Professor Neil Ferguson told the BBC: “Our modelling suggests there will be another epidemic wave as we progress through the roadmap out of lockdown.
"The magnitude of this wave is uncertain but should be lower than the previous ones, as long as the vaccine roll-out continues at high pace, with high uptake, and without immune escape variants.”
But whether a rise in Covid cases in the future will cause another lockdown remains uncertain.

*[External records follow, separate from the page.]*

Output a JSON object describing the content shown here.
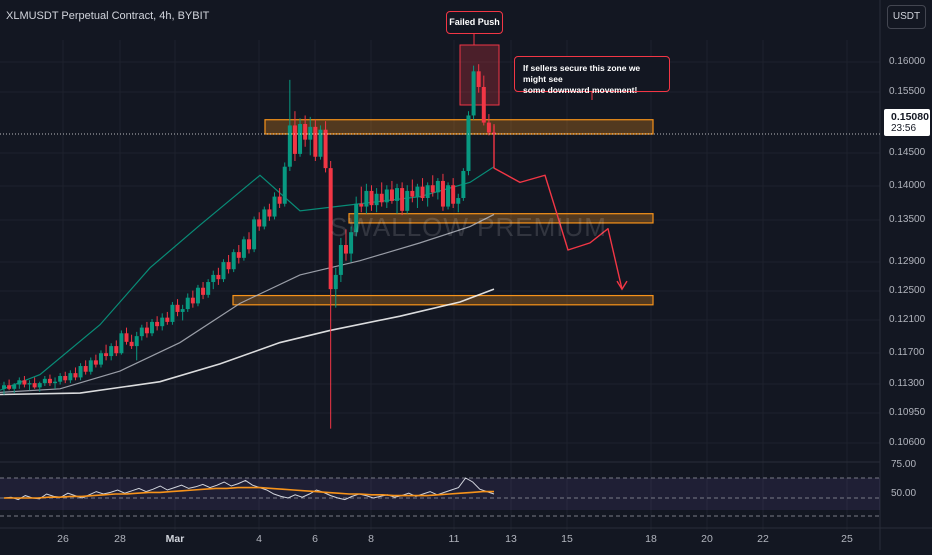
{
  "header": {
    "symbol_line": "XLMUSDT Perpetual Contract, 4h, BYBIT"
  },
  "currency_button": "USDT",
  "price_axis": [
    "0.16000",
    "0.15500",
    "0.14500",
    "0.14000",
    "0.13500",
    "0.12900",
    "0.12500",
    "0.12100",
    "0.11700",
    "0.11300",
    "0.10950",
    "0.10600"
  ],
  "current_price": {
    "price": "0.15080",
    "countdown": "23:56"
  },
  "rsi_axis": [
    "75.00",
    "50.00"
  ],
  "time_axis": [
    {
      "label": "26"
    },
    {
      "label": "28"
    },
    {
      "label": "Mar",
      "bold": true
    },
    {
      "label": "4"
    },
    {
      "label": "6"
    },
    {
      "label": "8"
    },
    {
      "label": "11"
    },
    {
      "label": "13"
    },
    {
      "label": "15"
    },
    {
      "label": "18"
    },
    {
      "label": "20"
    },
    {
      "label": "22"
    },
    {
      "label": "25"
    }
  ],
  "watermark": "SWALLOW PREMIUM",
  "annotations": {
    "failed_push": "Failed Push",
    "note_line1": "If sellers secure this zone we might see",
    "note_line2": "some downward movement!"
  },
  "colors": {
    "up": "#089981",
    "down": "#f23645",
    "zone": "#f7931a",
    "ma": "#ffffff",
    "rsi": "#f7931a"
  },
  "chart_data": {
    "type": "candlestick",
    "timeframe": "4h",
    "ylim": [
      0.105,
      0.164
    ],
    "zones": [
      {
        "low": 0.1508,
        "high": 0.1528
      },
      {
        "low": 0.1383,
        "high": 0.1396
      },
      {
        "low": 0.1268,
        "high": 0.1281
      }
    ],
    "candles": [
      [
        0.115,
        0.116,
        0.1142,
        0.1155
      ],
      [
        0.1155,
        0.1163,
        0.1148,
        0.115
      ],
      [
        0.115,
        0.1158,
        0.1144,
        0.1156
      ],
      [
        0.1156,
        0.1166,
        0.115,
        0.1162
      ],
      [
        0.1162,
        0.1168,
        0.1152,
        0.1156
      ],
      [
        0.1156,
        0.1162,
        0.1148,
        0.1158
      ],
      [
        0.1158,
        0.1166,
        0.115,
        0.1152
      ],
      [
        0.1152,
        0.116,
        0.1146,
        0.1158
      ],
      [
        0.1158,
        0.1168,
        0.1154,
        0.1164
      ],
      [
        0.1164,
        0.117,
        0.1154,
        0.1158
      ],
      [
        0.1158,
        0.1166,
        0.115,
        0.116
      ],
      [
        0.116,
        0.1172,
        0.1156,
        0.1168
      ],
      [
        0.1168,
        0.1174,
        0.1158,
        0.1162
      ],
      [
        0.1162,
        0.1176,
        0.1158,
        0.1172
      ],
      [
        0.1172,
        0.118,
        0.1162,
        0.1166
      ],
      [
        0.1166,
        0.1186,
        0.1162,
        0.1182
      ],
      [
        0.1182,
        0.119,
        0.117,
        0.1174
      ],
      [
        0.1174,
        0.1194,
        0.117,
        0.119
      ],
      [
        0.119,
        0.1198,
        0.118,
        0.1184
      ],
      [
        0.1184,
        0.1204,
        0.118,
        0.12
      ],
      [
        0.12,
        0.1212,
        0.119,
        0.1196
      ],
      [
        0.1196,
        0.1214,
        0.119,
        0.121
      ],
      [
        0.121,
        0.1218,
        0.1196,
        0.12
      ],
      [
        0.12,
        0.1232,
        0.1198,
        0.1228
      ],
      [
        0.1228,
        0.1236,
        0.1212,
        0.1216
      ],
      [
        0.1216,
        0.1226,
        0.1206,
        0.121
      ],
      [
        0.121,
        0.123,
        0.119,
        0.1224
      ],
      [
        0.1224,
        0.124,
        0.1218,
        0.1236
      ],
      [
        0.1236,
        0.1244,
        0.1222,
        0.1228
      ],
      [
        0.1228,
        0.1248,
        0.1224,
        0.1244
      ],
      [
        0.1244,
        0.1252,
        0.1232,
        0.1238
      ],
      [
        0.1238,
        0.1256,
        0.1232,
        0.125
      ],
      [
        0.125,
        0.1258,
        0.124,
        0.1244
      ],
      [
        0.1244,
        0.1272,
        0.124,
        0.1268
      ],
      [
        0.1268,
        0.1276,
        0.1252,
        0.1258
      ],
      [
        0.1258,
        0.1268,
        0.1246,
        0.1262
      ],
      [
        0.1262,
        0.1284,
        0.1258,
        0.1278
      ],
      [
        0.1278,
        0.1288,
        0.1264,
        0.127
      ],
      [
        0.127,
        0.1296,
        0.1266,
        0.1292
      ],
      [
        0.1292,
        0.13,
        0.1276,
        0.1282
      ],
      [
        0.1282,
        0.1304,
        0.1278,
        0.13
      ],
      [
        0.13,
        0.1316,
        0.129,
        0.131
      ],
      [
        0.131,
        0.132,
        0.1296,
        0.1304
      ],
      [
        0.1304,
        0.1332,
        0.13,
        0.1328
      ],
      [
        0.1328,
        0.1338,
        0.1312,
        0.1318
      ],
      [
        0.1318,
        0.1346,
        0.1314,
        0.1342
      ],
      [
        0.1342,
        0.1352,
        0.1326,
        0.1334
      ],
      [
        0.1334,
        0.1364,
        0.133,
        0.136
      ],
      [
        0.136,
        0.137,
        0.134,
        0.1346
      ],
      [
        0.1346,
        0.1392,
        0.1342,
        0.1388
      ],
      [
        0.1388,
        0.1398,
        0.1372,
        0.1378
      ],
      [
        0.1378,
        0.1406,
        0.1374,
        0.1402
      ],
      [
        0.1402,
        0.141,
        0.1386,
        0.1392
      ],
      [
        0.1392,
        0.1426,
        0.1388,
        0.142
      ],
      [
        0.142,
        0.1432,
        0.1404,
        0.141
      ],
      [
        0.141,
        0.1468,
        0.1406,
        0.1462
      ],
      [
        0.1462,
        0.1584,
        0.1456,
        0.152
      ],
      [
        0.152,
        0.154,
        0.147,
        0.148
      ],
      [
        0.148,
        0.153,
        0.1476,
        0.1522
      ],
      [
        0.1522,
        0.1534,
        0.149,
        0.15
      ],
      [
        0.15,
        0.1532,
        0.1478,
        0.1518
      ],
      [
        0.1518,
        0.1528,
        0.147,
        0.1476
      ],
      [
        0.1476,
        0.152,
        0.1472,
        0.1514
      ],
      [
        0.1514,
        0.1526,
        0.1454,
        0.146
      ],
      [
        0.146,
        0.147,
        0.1094,
        0.129
      ],
      [
        0.129,
        0.132,
        0.1264,
        0.131
      ],
      [
        0.131,
        0.1362,
        0.13,
        0.1352
      ],
      [
        0.1352,
        0.1374,
        0.133,
        0.134
      ],
      [
        0.134,
        0.1378,
        0.1328,
        0.137
      ],
      [
        0.137,
        0.142,
        0.1364,
        0.141
      ],
      [
        0.141,
        0.1434,
        0.1398,
        0.1406
      ],
      [
        0.1406,
        0.1438,
        0.1396,
        0.1428
      ],
      [
        0.1428,
        0.1436,
        0.14,
        0.1408
      ],
      [
        0.1408,
        0.1432,
        0.1398,
        0.1424
      ],
      [
        0.1424,
        0.144,
        0.1406,
        0.1412
      ],
      [
        0.1412,
        0.1436,
        0.1404,
        0.143
      ],
      [
        0.143,
        0.1442,
        0.141,
        0.1414
      ],
      [
        0.1414,
        0.1438,
        0.1396,
        0.1432
      ],
      [
        0.1432,
        0.144,
        0.1394,
        0.14
      ],
      [
        0.14,
        0.1436,
        0.1396,
        0.1428
      ],
      [
        0.1428,
        0.1444,
        0.1412,
        0.142
      ],
      [
        0.142,
        0.1438,
        0.1404,
        0.1434
      ],
      [
        0.1434,
        0.1446,
        0.1414,
        0.1418
      ],
      [
        0.1418,
        0.144,
        0.1406,
        0.1436
      ],
      [
        0.1436,
        0.145,
        0.142,
        0.1426
      ],
      [
        0.1426,
        0.1446,
        0.1416,
        0.1442
      ],
      [
        0.1442,
        0.1452,
        0.14,
        0.1406
      ],
      [
        0.1406,
        0.144,
        0.1402,
        0.1436
      ],
      [
        0.1436,
        0.1446,
        0.1404,
        0.141
      ],
      [
        0.141,
        0.1424,
        0.1398,
        0.1418
      ],
      [
        0.1418,
        0.146,
        0.1414,
        0.1456
      ],
      [
        0.1456,
        0.154,
        0.145,
        0.1534
      ],
      [
        0.1534,
        0.1604,
        0.1528,
        0.1596
      ],
      [
        0.1596,
        0.1606,
        0.1566,
        0.1574
      ],
      [
        0.1574,
        0.159,
        0.152,
        0.1524
      ],
      [
        0.1524,
        0.1536,
        0.1506,
        0.151
      ],
      [
        0.151,
        0.1522,
        0.15,
        0.1508
      ]
    ],
    "moving_averages": [
      {
        "name": "ma_fast",
        "values": [
          [
            0,
            0.1148
          ],
          [
            40,
            0.117
          ],
          [
            100,
            0.124
          ],
          [
            150,
            0.132
          ],
          [
            200,
            0.138
          ],
          [
            260,
            0.145
          ],
          [
            300,
            0.14
          ],
          [
            360,
            0.141
          ],
          [
            420,
            0.142
          ],
          [
            470,
            0.144
          ],
          [
            494,
            0.1462
          ]
        ]
      },
      {
        "name": "ma_mid",
        "values": [
          [
            0,
            0.1145
          ],
          [
            60,
            0.115
          ],
          [
            120,
            0.1175
          ],
          [
            180,
            0.1215
          ],
          [
            240,
            0.127
          ],
          [
            300,
            0.131
          ],
          [
            360,
            0.133
          ],
          [
            420,
            0.1355
          ],
          [
            470,
            0.1378
          ],
          [
            494,
            0.1395
          ]
        ]
      },
      {
        "name": "ma_slow",
        "values": [
          [
            0,
            0.1142
          ],
          [
            80,
            0.1144
          ],
          [
            160,
            0.116
          ],
          [
            220,
            0.1185
          ],
          [
            280,
            0.1215
          ],
          [
            330,
            0.1232
          ],
          [
            400,
            0.1252
          ],
          [
            460,
            0.1272
          ],
          [
            494,
            0.129
          ]
        ]
      }
    ],
    "projection_path": [
      [
        494,
        0.152
      ],
      [
        494,
        0.146
      ],
      [
        520,
        0.144
      ],
      [
        545,
        0.145
      ],
      [
        556,
        0.14
      ],
      [
        568,
        0.1345
      ],
      [
        590,
        0.1355
      ],
      [
        608,
        0.1375
      ],
      [
        622,
        0.129
      ]
    ],
    "rsi": {
      "levels": [
        75,
        50
      ],
      "rsi_line": [
        50,
        51,
        48,
        53,
        50,
        49,
        55,
        52,
        51,
        56,
        53,
        50,
        54,
        58,
        55,
        57,
        60,
        56,
        59,
        62,
        58,
        61,
        65,
        60,
        63,
        66,
        62,
        64,
        67,
        63,
        66,
        70,
        65,
        68,
        72,
        66,
        63,
        60,
        55,
        52,
        50,
        54,
        51,
        55,
        60,
        57,
        53,
        50,
        48,
        52,
        55,
        53,
        50,
        52,
        54,
        51,
        53,
        56,
        52,
        55,
        58,
        54,
        57,
        60,
        63,
        75,
        70,
        61,
        58,
        55
      ],
      "signal_line": [
        50,
        50,
        50,
        50,
        51,
        51,
        52,
        52,
        53,
        54,
        55,
        55,
        56,
        57,
        57,
        58,
        59,
        60,
        61,
        62,
        62,
        63,
        63,
        63,
        62,
        61,
        60,
        59,
        58,
        57,
        56,
        55,
        55,
        54,
        54,
        53,
        53,
        53,
        53,
        54,
        55,
        56,
        57,
        58,
        58
      ]
    }
  }
}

Professor Ferguson added while another lockdown "can't be completely ruled out", he has become increasingly "optimistic" over recent months.
He added: “In the worst case scenario, if we have a new variant pop up which does manage to evade the vaccines, say late summer early autumn, there may be a need to roll back on some of these measures at least temporarily until we can boost people's immunity.
"Do I think it's likely to happen? No, I don't. I think we are much more likely to be on a steady course now out of this pandemic, at least in this country."
The UK’s successful vaccine rollout has been cited as the nation’s potential exit out of lockdown, with the data already suggesting vaccines are effective at reducing severe disease and deaths due to COVID-19.
To control the virus in the future, the Government is already looking at potential booster jabs this autumn, which may help to combat new variants of the virus.
Rather than a full lockdown again, ministers have not ruled out the potential for local lockdowns in the future though, which could be used to control local outbreaks.
Asked whether local lockdowns could return in areas affected by the Indian variant, Environment Secretary George Eustice told Sky News this week: “We can’t rule anything out but our plan that has been set out by the Prime Minister and the reason we are being incredibly cautious about exiting lockdown is because we want this to be the last.”